En janvier dernier, je me suis dit à moi-même : « 2009, ce sera une grosse année pour moi ». À ce moment-là, la décision de déménager n’était même pas envisagée. Je pensais plutôt à ma carrière. Je venais de fonder une maison de production avec mon frère et mon père. Nous avions l’ambition de tourner un premier court-métrage par nos propres moyens. Mais acheter une maison… euh… non pas prévue. Pas cette année du moins. Mais pourquoi ne pas ajouter une propriété à cette grosse année? Alors nous nous sommes lancés, Steph et moi, sur ce long chemin tortueux qu’est l’achat d’une maison.

Il a d’abord fallu choisir notre marché. Nous avons évalué plusieurs villes. Comme je craignais de quitter la métropole, nous avons pensé à l’Ouest de l’île de Montréal, comme Dorval, Beaconsfield, Kirkland, Pointe-Claire, Baie-d’Urfé et Pierrefonds. Steph pensait pouvoir faire le trajet Montréal-Hull en autobus tous les jours. Nous avons vite rejeté ces possibilités. C’est quoi ces prix-là?! Seuls les cabanons étaient dans nos moyens. Bordel! 400 000$ pour une si petite maison, c’est quoi le délire? Nous avons alors pensé à l’extérieur de l’Île ou sur le chemin vers Ottawa : Vaudreuil-Dorion, Rigaud, Lachute, Mirabel, Hawkesbury, Montebello, Thurso, Buckigham. Bof! Nous aurions été loin de tout. Steph aurait eu à se taper deux heures de route tous les jours, et moi, plusieurs longues minutes pour atteindre Montréal, et je ne parle même pas des heures de pointe. AH! Pis ça ne me tentait pas de vivre là. Ainsi, la dernière option qui s’offrait à nous : la belle région de l’Outaouais ou son vis-à-vis, Ottawa. Comme je suis travailleur autonome et pigiste, c’était plus simple pour nous que je m’installe en Outaouais et que je fasse le voyagement à Montréal. Un de nous deux était au moins gagnant. Je me suis donc résolu à ce choix que j’essayais d’éviter. Comme bien des gens, j’avais un sac bourré de préjugés. Mais bon, « allons visiter » que je me suis dit.

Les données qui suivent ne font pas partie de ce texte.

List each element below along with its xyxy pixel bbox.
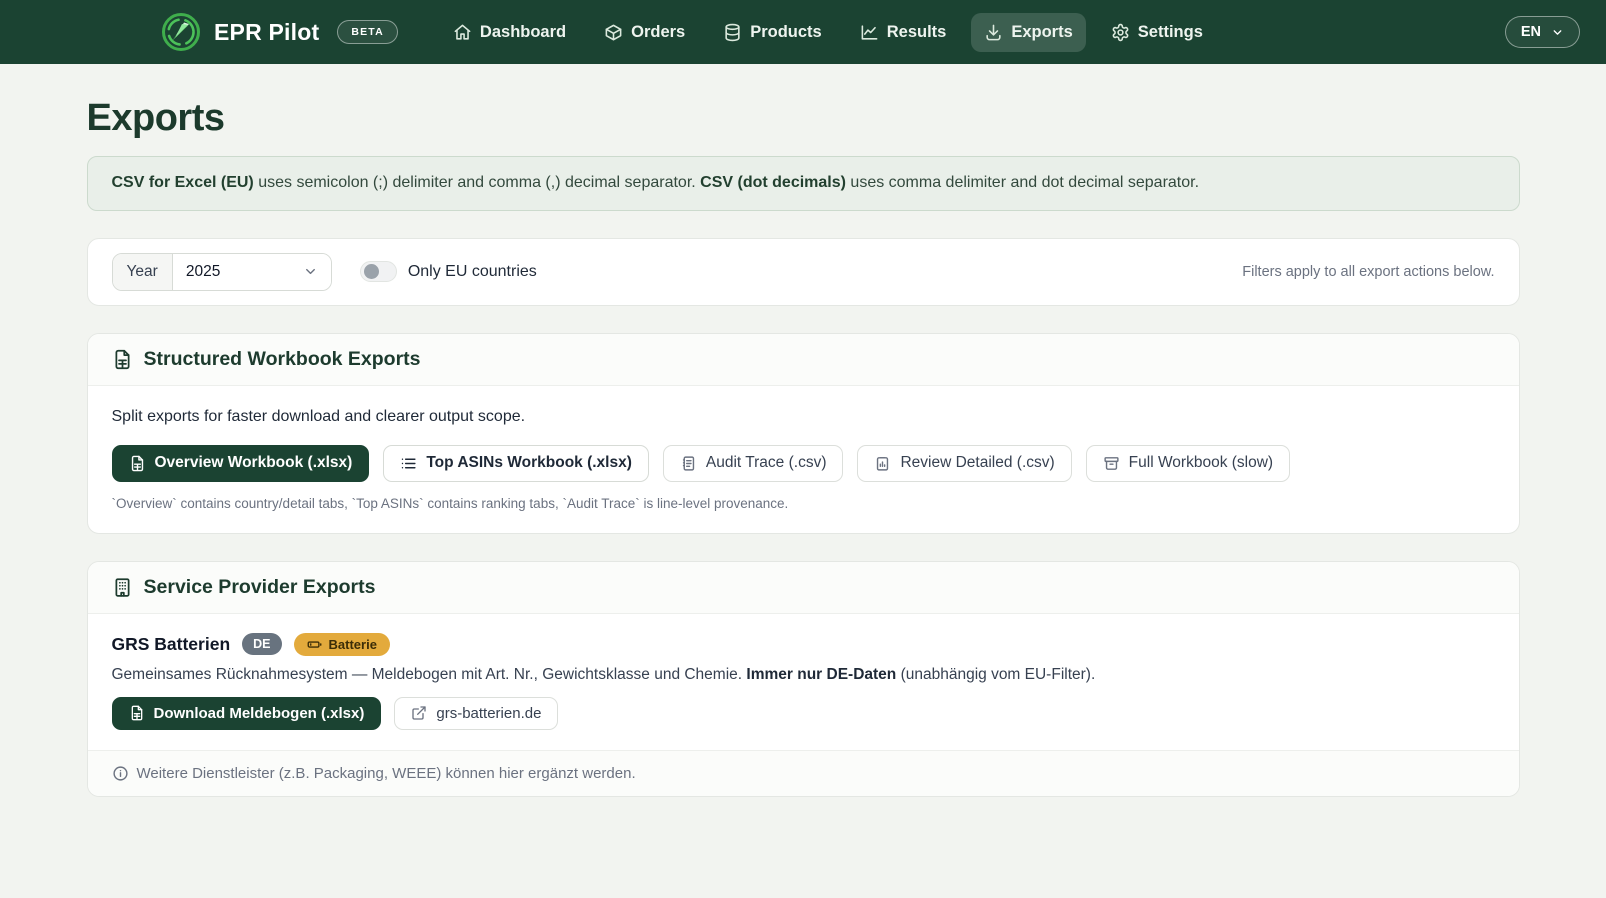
nav-item-orders[interactable]: Orders xyxy=(591,13,698,52)
nav-item-results[interactable]: Results xyxy=(847,13,960,52)
battery-icon xyxy=(307,637,322,652)
database-icon xyxy=(723,23,742,42)
info-icon xyxy=(112,765,129,782)
nav-item-dashboard[interactable]: Dashboard xyxy=(440,13,579,52)
spreadsheet-file-icon xyxy=(112,349,133,370)
banner-strong-text: CSV (dot decimals) xyxy=(700,174,846,191)
structured-workbook-exports-card: Structured Workbook Exports Split export… xyxy=(86,332,1520,534)
spreadsheet-icon xyxy=(129,455,146,472)
list-icon xyxy=(400,455,417,472)
chevron-down-icon xyxy=(1551,26,1564,39)
full-workbook-button[interactable]: Full Workbook (slow) xyxy=(1085,444,1291,482)
main-content: Exports CSV for Excel (EU) uses semicolo… xyxy=(86,97,1520,797)
banner-text: uses semicolon (;) delimiter and comma (… xyxy=(253,174,701,191)
toggle-knob xyxy=(363,264,379,280)
country-badge: DE xyxy=(242,633,282,656)
provider-actions: Download Meldebogen (.xlsx) grs-batterie… xyxy=(111,696,1495,730)
card-header: Service Provider Exports xyxy=(87,561,1519,614)
button-label: Review Detailed (.csv) xyxy=(900,454,1055,472)
main-navigation: Dashboard Orders Products Results Export… xyxy=(440,12,1216,52)
year-select-value: 2025 xyxy=(185,262,221,280)
building-icon xyxy=(112,577,133,598)
button-label: Full Workbook (slow) xyxy=(1128,454,1274,472)
nav-label: Orders xyxy=(631,22,686,41)
year-filter-group: Year 2025 xyxy=(111,252,332,291)
button-label: Top ASINs Workbook (.xlsx) xyxy=(426,454,632,472)
provider-description: Gemeinsames Rücknahmesystem — Meldebogen… xyxy=(112,666,1495,684)
card-header: Structured Workbook Exports xyxy=(87,333,1519,386)
nav-label: Settings xyxy=(1137,22,1203,41)
nav-label: Exports xyxy=(1011,22,1073,41)
package-icon xyxy=(604,23,623,42)
provider-card-footer: Weitere Dienstleister (z.B. Packaging, W… xyxy=(87,749,1519,796)
nav-item-exports[interactable]: Exports xyxy=(971,12,1086,52)
chart-icon xyxy=(860,23,879,42)
nav-item-products[interactable]: Products xyxy=(710,13,835,52)
chevron-down-icon xyxy=(303,264,318,279)
eu-only-toggle[interactable] xyxy=(359,261,397,283)
nav-label: Results xyxy=(886,22,947,41)
nav-item-settings[interactable]: Settings xyxy=(1098,13,1216,52)
button-label: grs-batterien.de xyxy=(436,704,542,722)
category-badge-label: Batterie xyxy=(328,636,377,652)
eu-only-toggle-group: Only EU countries xyxy=(359,261,537,283)
button-label: Download Meldebogen (.xlsx) xyxy=(153,704,365,722)
nav-label: Products xyxy=(750,22,822,41)
document-lines-icon xyxy=(680,455,697,472)
category-badge: Batterie xyxy=(293,632,390,656)
language-value: EN xyxy=(1520,24,1541,40)
audit-trace-button[interactable]: Audit Trace (.csv) xyxy=(662,444,844,482)
provider-description-text: (unabhängig vom EU-Filter). xyxy=(896,665,1096,683)
workbook-footnote: `Overview` contains country/detail tabs,… xyxy=(111,495,789,511)
download-meldebogen-button[interactable]: Download Meldebogen (.xlsx) xyxy=(111,696,382,730)
clipboard-chart-icon xyxy=(874,455,891,472)
provider-website-link[interactable]: grs-batterien.de xyxy=(394,696,559,730)
archive-icon xyxy=(1103,455,1120,472)
home-icon xyxy=(453,23,472,42)
beta-badge: BETA xyxy=(337,20,398,44)
top-navbar: EPR Pilot BETA Dashboard Orders Products… xyxy=(0,0,1606,64)
provider-head: GRS Batterien DE Batterie xyxy=(111,632,1495,656)
card-title: Structured Workbook Exports xyxy=(143,347,421,370)
gear-icon xyxy=(1111,23,1130,42)
workbook-description: Split exports for faster download and cl… xyxy=(111,407,526,425)
download-icon xyxy=(984,23,1003,42)
app-title: EPR Pilot xyxy=(214,18,320,45)
csv-format-info-banner: CSV for Excel (EU) uses semicolon (;) de… xyxy=(86,156,1520,211)
provider-description-text: Gemeinsames Rücknahmesystem — Meldebogen… xyxy=(111,665,747,683)
spreadsheet-icon xyxy=(129,705,145,721)
button-label: Overview Workbook (.xlsx) xyxy=(154,454,353,472)
language-select[interactable]: EN xyxy=(1504,16,1580,48)
provider-row: GRS Batterien DE Batterie Gemeinsames Rü… xyxy=(88,614,1519,750)
year-filter-label: Year xyxy=(112,253,173,290)
service-provider-exports-card: Service Provider Exports GRS Batterien D… xyxy=(86,560,1520,797)
provider-name: GRS Batterien xyxy=(111,633,231,654)
card-title: Service Provider Exports xyxy=(143,575,376,598)
app-logo-compass-icon xyxy=(160,11,202,53)
banner-text: uses comma delimiter and dot decimal sep… xyxy=(845,174,1200,191)
banner-strong-text: CSV for Excel (EU) xyxy=(111,174,254,191)
export-buttons-row: Overview Workbook (.xlsx) Top ASINs Work… xyxy=(111,444,1495,482)
eu-only-toggle-label: Only EU countries xyxy=(407,262,537,280)
provider-description-strong: Immer nur DE-Daten xyxy=(746,665,897,683)
filter-bar: Year 2025 Only EU countries Filters appl… xyxy=(86,237,1520,306)
filter-note: Filters apply to all export actions belo… xyxy=(1242,263,1495,280)
brand: EPR Pilot BETA xyxy=(160,11,398,53)
page-title: Exports xyxy=(86,97,225,139)
top-asins-workbook-button[interactable]: Top ASINs Workbook (.xlsx) xyxy=(383,444,649,482)
card-body: Split exports for faster download and cl… xyxy=(88,386,1519,533)
review-detailed-button[interactable]: Review Detailed (.csv) xyxy=(857,444,1072,482)
year-select[interactable]: 2025 xyxy=(172,253,331,290)
footer-note-text: Weitere Dienstleister (z.B. Packaging, W… xyxy=(136,764,636,782)
overview-workbook-button[interactable]: Overview Workbook (.xlsx) xyxy=(111,444,370,482)
external-link-icon xyxy=(411,705,427,721)
nav-label: Dashboard xyxy=(479,22,567,41)
button-label: Audit Trace (.csv) xyxy=(705,454,827,472)
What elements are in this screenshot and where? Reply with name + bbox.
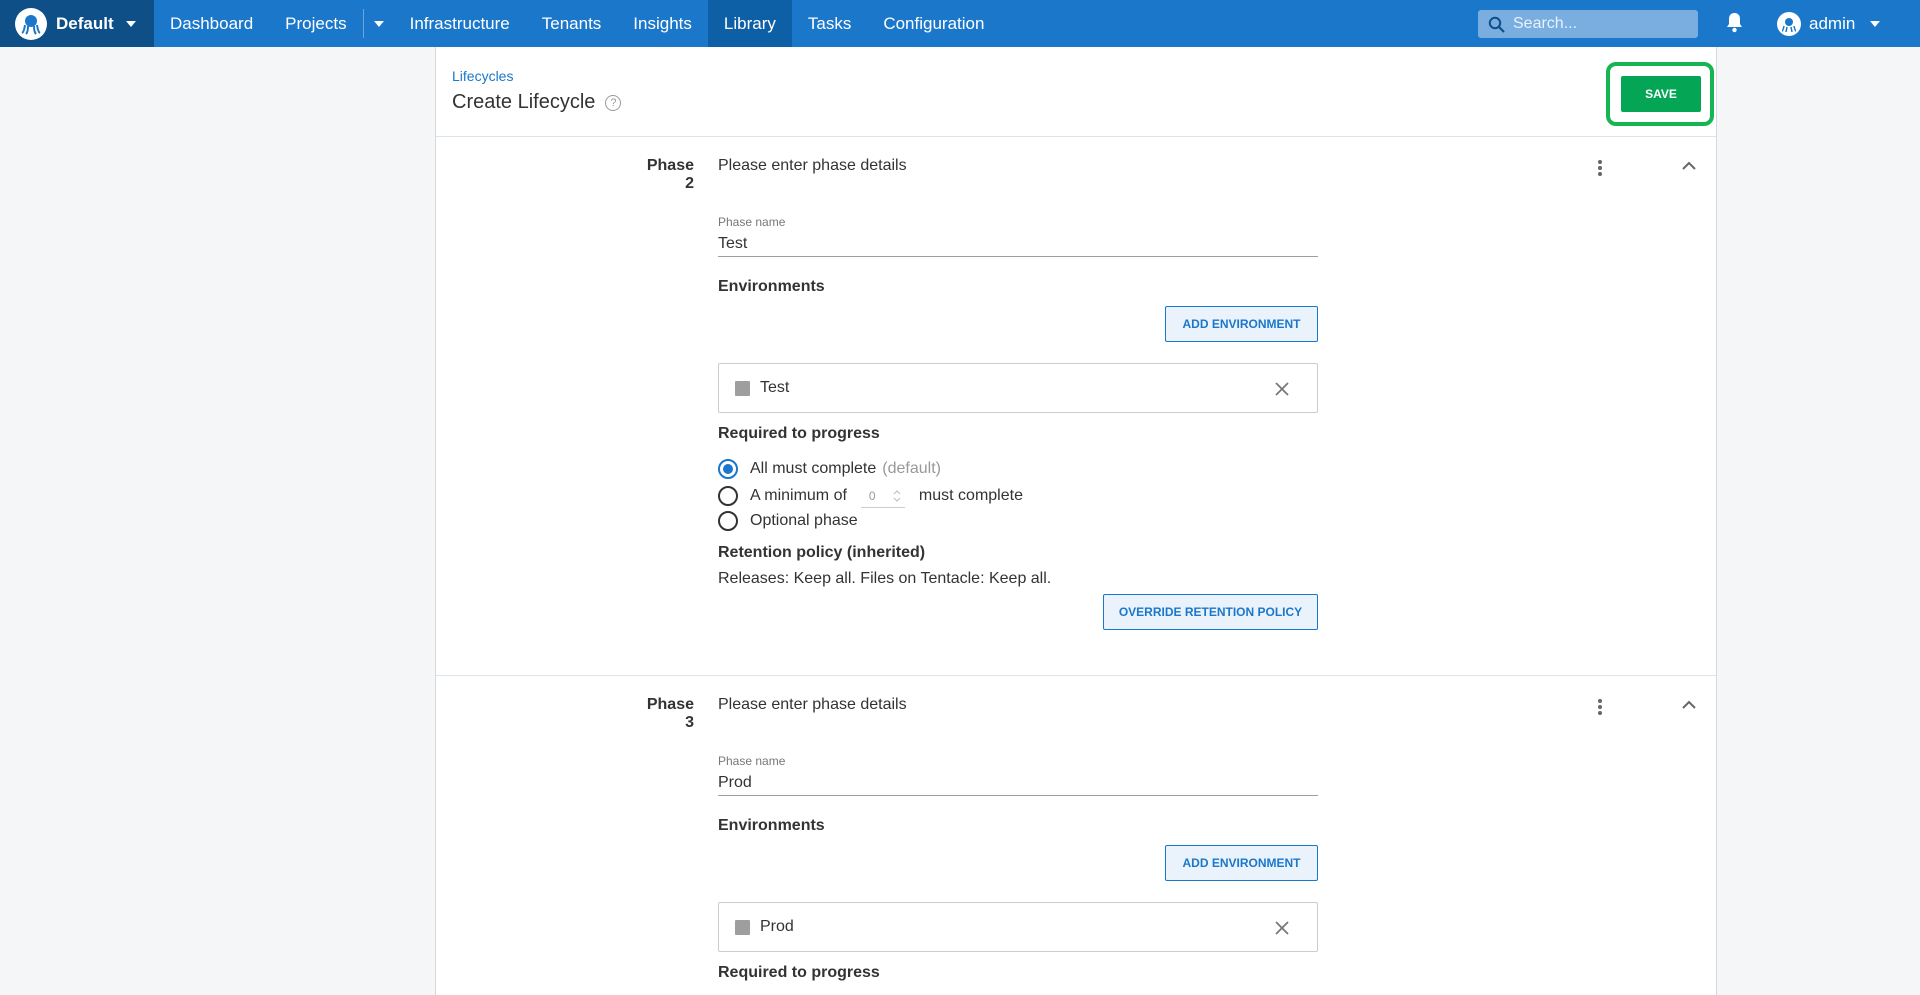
phase-name-input[interactable]	[718, 231, 1318, 257]
radio-label: All must complete	[750, 460, 877, 477]
minimum-value: 0	[868, 488, 876, 503]
save-button[interactable]: SAVE	[1621, 76, 1701, 112]
radio-unselected-icon	[718, 511, 738, 531]
nav-tasks[interactable]: Tasks	[792, 0, 867, 47]
radio-optional-phase[interactable]: Optional phase	[718, 511, 858, 531]
environments-heading: Environments	[718, 817, 825, 834]
default-note: (default)	[882, 460, 941, 477]
space-name: Default	[56, 13, 114, 33]
close-icon[interactable]	[1274, 381, 1290, 397]
stepper-arrows-icon[interactable]	[893, 489, 901, 503]
required-heading: Required to progress	[718, 425, 880, 442]
nav-insights[interactable]: Insights	[617, 0, 708, 47]
radio-all-must-complete[interactable]: All must complete (default)	[718, 459, 941, 479]
radio-selected-icon	[718, 459, 738, 479]
nav-tenants[interactable]: Tenants	[526, 0, 618, 47]
phase-card: Phase 2 Please enter phase details Phase…	[436, 137, 1716, 676]
phase-name-label: Phase name	[718, 754, 786, 768]
page-header: Lifecycles Create Lifecycle ? SAVE	[436, 47, 1716, 137]
close-icon[interactable]	[1274, 920, 1290, 936]
radio-label-suffix: must complete	[918, 487, 1023, 504]
environments-heading: Environments	[718, 278, 825, 295]
nav-infrastructure[interactable]: Infrastructure	[394, 0, 526, 47]
nav-projects[interactable]: Projects	[269, 0, 362, 47]
page-title: Create Lifecycle ?	[452, 91, 622, 114]
nav-configuration[interactable]: Configuration	[867, 0, 1000, 47]
search-box[interactable]	[1478, 10, 1698, 38]
radio-label: Optional phase	[750, 512, 858, 529]
required-heading: Required to progress	[718, 964, 880, 981]
chevron-down-icon	[125, 20, 136, 27]
octopus-logo-icon	[15, 7, 47, 40]
retention-text: Releases: Keep all. Files on Tentacle: K…	[718, 570, 1052, 587]
user-menu[interactable]: admin	[1777, 0, 1881, 47]
radio-label: A minimum of	[750, 487, 847, 504]
nav-library[interactable]: Library	[707, 0, 792, 47]
chevron-down-icon	[1870, 20, 1881, 27]
environment-color-icon	[735, 920, 750, 935]
help-icon[interactable]: ?	[605, 94, 622, 111]
top-nav: Default Dashboard Projects Infrastructur…	[0, 0, 1920, 47]
override-retention-button[interactable]: OVERRIDE RETENTION POLICY	[1103, 594, 1318, 630]
phase-label: Phase 3	[646, 696, 694, 731]
overflow-menu-icon[interactable]	[1597, 698, 1603, 716]
phase-summary: Please enter phase details	[718, 696, 907, 713]
environment-color-icon	[735, 381, 750, 396]
search-icon	[1488, 16, 1505, 33]
overflow-menu-icon[interactable]	[1597, 159, 1603, 177]
radio-unselected-icon	[718, 486, 738, 506]
add-environment-button[interactable]: ADD ENVIRONMENT	[1165, 845, 1318, 881]
user-name: admin	[1809, 13, 1856, 33]
page-title-text: Create Lifecycle	[452, 91, 596, 113]
add-environment-button[interactable]: ADD ENVIRONMENT	[1165, 306, 1318, 342]
space-selector[interactable]: Default	[0, 0, 154, 47]
minimum-stepper[interactable]: 0	[860, 484, 905, 508]
search-input[interactable]	[1513, 15, 1683, 33]
environment-chip: Prod	[718, 902, 1318, 952]
breadcrumb[interactable]: Lifecycles	[452, 68, 513, 84]
bell-icon[interactable]	[1725, 12, 1744, 38]
phase-summary: Please enter phase details	[718, 157, 907, 174]
lifecycle-card: Lifecycles Create Lifecycle ? SAVE Phase…	[435, 47, 1717, 995]
chevron-up-icon[interactable]	[1682, 161, 1696, 170]
retention-heading: Retention policy (inherited)	[718, 544, 926, 561]
projects-dropdown[interactable]	[364, 0, 394, 47]
environment-name: Test	[760, 379, 790, 396]
environment-name: Prod	[760, 918, 794, 935]
chevron-up-icon[interactable]	[1682, 700, 1696, 709]
phase-card: Phase 3 Please enter phase details Phase…	[436, 676, 1716, 995]
phase-name-input[interactable]	[718, 770, 1318, 796]
phase-label: Phase 2	[646, 157, 694, 192]
user-avatar-icon	[1777, 11, 1801, 36]
environment-chip: Test	[718, 363, 1318, 413]
chevron-down-icon	[373, 20, 384, 27]
nav-dashboard[interactable]: Dashboard	[154, 0, 269, 47]
phase-name-label: Phase name	[718, 215, 786, 229]
radio-minimum[interactable]: A minimum of 0 must complete	[718, 484, 1023, 508]
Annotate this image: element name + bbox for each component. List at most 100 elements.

Notre pré-autorisation hypothécaire en poche, nous avons consulté les offres qui correspondaient à notre budget sur les sites mls.ca et duproprio.com. Quelques-unes nous semblaient intéressantes. En contactant un agent immobilier pour visiter l’une des maisons qu’il représentait, il s’est offert pour être notre agent. Ouin, ok, il connaît la région mieux que nous. Je lui faisais à moitié confiance. Nous nous sommes organisés une journée bien remplie. Une douzaine de maisons à visiter. Douze! Aucun temps mort. En fin de journée, deux (2) maisons nous intéressaient. Une plus que l’autre. Notre agent nous poussait dans le dos pour que nous décidions rapidement. Il nous donnait 24 heures de réflexion. WO! Du calme! C’est moi qui va dépenser tout ce bel argent et toi qui va encaisser la commission. Il soutenait que ces maisons ne seraient plus sur le marché à la fin de la semaine. 24 heures pour décider si nous faisions une offre d’achat sur l’une de ces maisons. C’est un peu court jeune homme!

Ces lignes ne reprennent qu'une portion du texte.